Running the database with a multi byte database character set (fixed or varying), e.g. AL32UTF8, has some implications on default behaviour of certain parts of the database you just have to be aware of. Of what I can see those are mostly well documented in the Oracle documentation and is just another case that proves the importance of reading them ;-).
Here the relevant NLS parameter config for the case/scripts following:
SQL> select * from nls_session_parameters where parameter in ('NLS_CHARACTERSET', 'NLS_LENGTH_SEMANTICS');
PARAMETER VALUE
----------------------------------------------------------
NLS_CHARACTERSET AL32UTF8
NLS_LENGTH_SEMANTICS CHAR
Create the table and populate it:
SQL> create table t1 (id number(1), text clob);
SQL> declare
cval clob;
begin
dbms_lob.createtemporary(cval, false);
for idx in 0 .. 9 loop
dbms_lob.writeappend(cval, 4000, lpad(to_char(idx), 4000, to_char(idx)));
end loop;
insert into t1 values (1, cval);
commit;
end;
/
Illustrate the behaviour of DBMS_LOB.SUBSTR:
SQL> declare
cval clob;
begin
select text into cval from t1 where id = 1;
--
dbms_output.put_line('Original length: '||dbms_lob.getlength(cval));
dbms_output.put_line('Substr 10000 length: '||length(dbms_lob.substr(cval, 10000, 1)));
dbms_output.put_line('Substr 1000 length: '||length(dbms_lob.substr(cval, 1000, 1)));
end;
/
Original length: 40000
Substr 10000 length: 8191
Substr 1000 length: 1000
Although we know the entire string is 40’000 characters long a the sub-string function supposed to return the first 10’000 characters only returns 8191. Getting the first 1’000 characters just work s as expected. Here’s why:
AL32UTF8 character set uses variable-width multi byte encoding scheme which means depending on the character it uses one to maximum four bytes to store it. As by definition DBMS_LOB.SUBSTR returns 32767/n characters whereas n = number of bytes used to store a character for fixed-width character sets and n = max number of bytes used to store a character for variable-width character sets. This means in our case 32767 / 4 = 8191.75.

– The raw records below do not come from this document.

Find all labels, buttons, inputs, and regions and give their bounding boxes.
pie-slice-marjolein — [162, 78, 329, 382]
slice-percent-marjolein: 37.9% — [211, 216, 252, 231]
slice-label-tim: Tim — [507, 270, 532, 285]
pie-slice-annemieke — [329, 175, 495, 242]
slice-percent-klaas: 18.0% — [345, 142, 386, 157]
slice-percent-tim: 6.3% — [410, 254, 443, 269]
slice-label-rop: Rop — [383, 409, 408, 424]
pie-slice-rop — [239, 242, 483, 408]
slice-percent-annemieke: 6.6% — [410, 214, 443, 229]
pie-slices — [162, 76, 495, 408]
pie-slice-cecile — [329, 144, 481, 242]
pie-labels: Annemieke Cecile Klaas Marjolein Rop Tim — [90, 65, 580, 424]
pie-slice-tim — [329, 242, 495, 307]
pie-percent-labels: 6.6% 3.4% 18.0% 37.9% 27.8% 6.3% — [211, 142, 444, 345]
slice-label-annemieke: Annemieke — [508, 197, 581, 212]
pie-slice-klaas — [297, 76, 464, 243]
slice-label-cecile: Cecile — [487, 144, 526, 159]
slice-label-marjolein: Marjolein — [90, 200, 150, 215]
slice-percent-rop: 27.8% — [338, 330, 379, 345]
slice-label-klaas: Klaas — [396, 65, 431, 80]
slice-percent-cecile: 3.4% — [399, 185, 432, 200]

But heck, I really need the first 10’000 characters…so I make use DBMS_LOB.READ:
SQL> declare
cval clob;
vval varchar2(10000); -- session level lenght semantic is CHAR
nof_chars integer := 10000;
begin
select text into cval from t1 where id = 1;
--
dbms_lob.read(cval, nof_chars, 1, vval);
dbms_output.put_line('Read 10000 length: '||length(vval));
end;
/
Read 10000 length: 10000
This rule also applies to DBMS_LOB.COMPARE function.

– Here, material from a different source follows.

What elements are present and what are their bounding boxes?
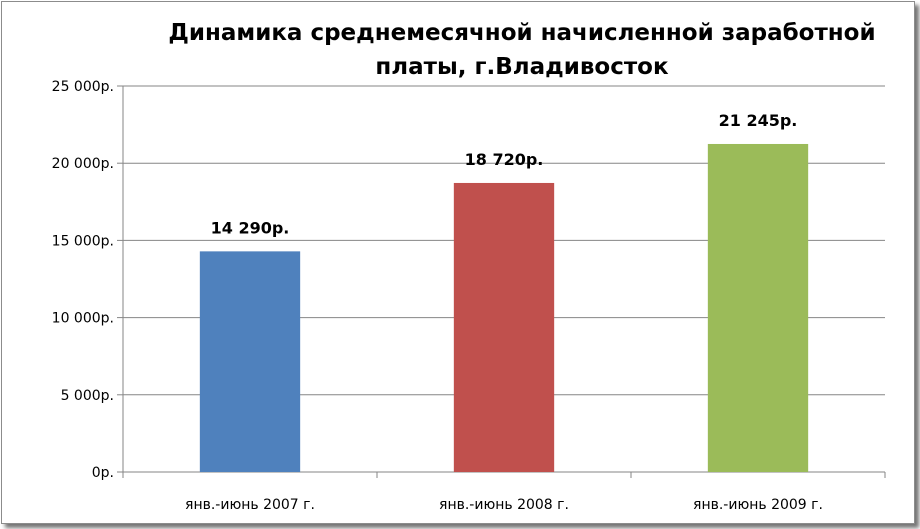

Now I just wanted to mention something else that I always miss when checking DBMS_LOB function/procedure definitions in the PL/SQL Packages and Types Reference documentation. Procedures CONVERTTOBLOB, CONVERTTOCLOB and LOADCLOBFROMFILE require a character set ID but nowhere it points out how you can figure out the ID for a given character set (or vice versa). The SQL Reference documentation gives you the clue when looking for the functions NLS_CHARSET_ID and NLS_CHARSET_NAME:
SQL> select nls_charset_id('AL32UTF8') cs_id, nls_charset_name(873) cs_name from dual;
CS_ID CS_NAME
-------- --------------
873 AL32UTF8
Foot note: All tests have been run on a 10g 10.2.0.4 database.